Meaningful use requirements aren't the only part of the HITECH Act keeping hospital leaders awake at night. The Health Information Technology for Economic and Clinical Health Act (part of the American Recovery and Reinvestment Act of 2009) also increases providers' privacy and security responsibilities. Organizations that fail to meet these obligations likely will suffer extensive financial and reputational damage, loss of productivity, and a governmental compliance review and ongoing intervention.

HIPAA Revisited

Under the expanded Health Information Portability and Accountability Act in HITECH, health care leaders are required to think more proactively about their patients' data.

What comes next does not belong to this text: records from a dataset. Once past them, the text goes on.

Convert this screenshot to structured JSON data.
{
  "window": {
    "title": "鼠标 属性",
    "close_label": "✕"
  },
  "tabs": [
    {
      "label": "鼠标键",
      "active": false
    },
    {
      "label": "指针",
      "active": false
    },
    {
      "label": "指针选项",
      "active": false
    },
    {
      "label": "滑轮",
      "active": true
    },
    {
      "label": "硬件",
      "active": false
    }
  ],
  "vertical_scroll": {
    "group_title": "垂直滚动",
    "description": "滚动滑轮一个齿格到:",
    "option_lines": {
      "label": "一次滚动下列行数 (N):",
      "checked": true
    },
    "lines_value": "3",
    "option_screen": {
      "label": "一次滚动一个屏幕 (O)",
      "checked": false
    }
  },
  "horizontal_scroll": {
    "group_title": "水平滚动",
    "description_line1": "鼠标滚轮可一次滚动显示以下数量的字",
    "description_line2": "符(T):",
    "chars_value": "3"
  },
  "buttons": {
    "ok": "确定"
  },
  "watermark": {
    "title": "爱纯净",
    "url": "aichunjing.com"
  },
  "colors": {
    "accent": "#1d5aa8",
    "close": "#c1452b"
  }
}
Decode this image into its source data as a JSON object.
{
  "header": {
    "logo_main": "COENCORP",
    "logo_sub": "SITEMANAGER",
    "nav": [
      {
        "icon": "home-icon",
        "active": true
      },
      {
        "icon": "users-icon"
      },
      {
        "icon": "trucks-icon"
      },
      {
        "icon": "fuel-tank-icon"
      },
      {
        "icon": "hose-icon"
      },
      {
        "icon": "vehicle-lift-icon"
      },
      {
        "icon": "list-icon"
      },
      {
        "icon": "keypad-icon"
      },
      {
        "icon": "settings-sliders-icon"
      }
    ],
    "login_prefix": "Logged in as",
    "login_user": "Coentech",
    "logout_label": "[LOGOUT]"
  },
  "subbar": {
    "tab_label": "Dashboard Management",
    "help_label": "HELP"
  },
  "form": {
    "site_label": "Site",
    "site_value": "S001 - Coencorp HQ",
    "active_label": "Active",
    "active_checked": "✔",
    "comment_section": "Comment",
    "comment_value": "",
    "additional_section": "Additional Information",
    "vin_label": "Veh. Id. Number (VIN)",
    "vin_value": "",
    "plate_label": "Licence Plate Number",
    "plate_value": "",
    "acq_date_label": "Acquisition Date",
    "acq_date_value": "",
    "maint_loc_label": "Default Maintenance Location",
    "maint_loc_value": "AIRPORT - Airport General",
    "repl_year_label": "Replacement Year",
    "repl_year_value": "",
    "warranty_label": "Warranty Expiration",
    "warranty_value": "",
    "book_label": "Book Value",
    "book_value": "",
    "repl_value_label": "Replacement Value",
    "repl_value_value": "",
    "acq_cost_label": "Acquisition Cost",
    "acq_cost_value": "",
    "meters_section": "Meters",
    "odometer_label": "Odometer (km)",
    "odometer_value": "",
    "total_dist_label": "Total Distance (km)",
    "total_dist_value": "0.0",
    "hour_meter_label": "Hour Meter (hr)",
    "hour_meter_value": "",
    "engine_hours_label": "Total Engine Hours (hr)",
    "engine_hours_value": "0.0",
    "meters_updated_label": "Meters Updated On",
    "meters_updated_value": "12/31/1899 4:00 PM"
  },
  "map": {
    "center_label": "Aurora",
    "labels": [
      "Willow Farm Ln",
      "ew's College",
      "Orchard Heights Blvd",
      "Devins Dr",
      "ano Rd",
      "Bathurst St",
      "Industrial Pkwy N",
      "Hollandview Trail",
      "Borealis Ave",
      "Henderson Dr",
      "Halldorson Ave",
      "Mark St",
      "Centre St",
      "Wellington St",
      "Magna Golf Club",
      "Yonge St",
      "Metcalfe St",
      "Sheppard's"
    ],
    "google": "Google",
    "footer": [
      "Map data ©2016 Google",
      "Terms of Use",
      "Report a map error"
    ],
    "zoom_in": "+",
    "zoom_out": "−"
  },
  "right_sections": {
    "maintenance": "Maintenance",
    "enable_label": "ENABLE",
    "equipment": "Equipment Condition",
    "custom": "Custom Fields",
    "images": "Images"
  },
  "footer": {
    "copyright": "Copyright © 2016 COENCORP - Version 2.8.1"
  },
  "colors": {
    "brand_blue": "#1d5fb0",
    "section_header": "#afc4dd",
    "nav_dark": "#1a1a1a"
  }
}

HITECH formally defines a privacy breach; mandates requirements for organizations to systematically audit access to patient records; expands the length of time for which an organization must account for disclosures; and details notification requirements to patients, Health & Human Services, and the media for a breach affecting more than 500 patients. Additionally, the legislation establishes fines and penalties for breaches and even more stringent penalties for willful neglect on the part of the provider. The act also has changed the culture of government enforcement. HHS now actively monitors and performs systematic reviews of health care organizations to ensure compliance. Since the notification rule became effective Sept. 29, 2009, HHS has identified about 260 breaches. Collectively, these breaches affect more than 10 million individuals.

Mind the Gaps

In essence, HITECH has mandated that health care organizations weave privacy and security into the fabric of their establishments. All hospital business leaders must collaborate to establish and implement policies and technology to address these new legal obligations. Board leadership will be essential in leading a culture that safeguards patient data and in ensuring adequate resources for those efforts. To measure the effectiveness of compliance efforts, executives and trustees must assess the organization in the following three areas.

Compliance, legal and privacy—Hospital leaders must determine if their organization has:

  • Entitywide privacy, security and compliance plans that incorporate requirements mandated by HITECH, HIPAA and relevant state laws.
  • A written plan for responding to patient requests for disclosure.
  • A written plan for investigating staff tips that a colleague is violating privacy policies and stringent policies for sanctioning staff who violate access rules.
  • Revised business-associate agreements to reflect privacy requirements. This includes execution of revised agreements by all suppliers and partners with access to protected health information.
  • Written and executive-endorsed policies for disposal of physical medical records and devices that may contain personal health information.
  • Written procedures for evaluating the harm of privacy breaches and subsequently fulfilling federal disclosure and notification responsibilities.
  • Revised written policies on what constitutes inappropriate access to patient information based on the definitions under federal and state laws.
  • Strong staff privacy training.
  • Data-sharing policies with third parties based on requirements.

Information security and privacy technologies—Many organizations already are using critical technologies to plug privacy and security vulnerabilities. These systems are considered baseline technologies: firewalls; anti-virus software; intrusion-detection and prevention systems; remote-access technologies; encryption; employee authentication and authorization that limits access to need-to-know information; and password management. These technologies are not enough to eliminate all vulnerabilities. To proactively drive out risk of a breach, an organization should:

  • Employ a reputable, specialized third party to perform a gap analysis of information security and provide a report for the board.
  • Implement technologies and associated policies for encryption of all portable devices.
  • Initiate breach monitoring and protection for all systems that access protected health information.
  • Automate detection of privacy breaches related to identity and medical identity theft and unauthorized employee access to celebrities, friends, family and neighbors' records.
  • Automate privacy audit reporting across all applications that access protected health information.
  • Ensure electronic health record and other application vendors produce audit trails.
  • Create a chief information security officer position empowered with the appropriate authority and resources to identify and mitigate privacy breaches.

Training, policies and procedures—Industry benchmarking data confirms that patient breaches are preventable with moderately priced, off-the-shelf technology combined with refinements to provider training, incident remediation and sanctioning processes. Hospitals and systems must ensure that their training, policies and procedures support a culture that is committed to protecting patient information. They should have a formal, comprehensive policy for employee access to protected health information; a streamlined approach for investigating a privacy incident; a formal warning and sanction policy for inappropriate access of patient records; and continuously updated privacy and security training for all staff members.

It's Not Too Late

Although asking the right questions might reveal gaps in your organization's readiness to adopt new privacy and security requirements, it's better than learning about them in the course of a compliance review. The cost of proactive privacy and security planning is negligible when compared with the cost of a breach.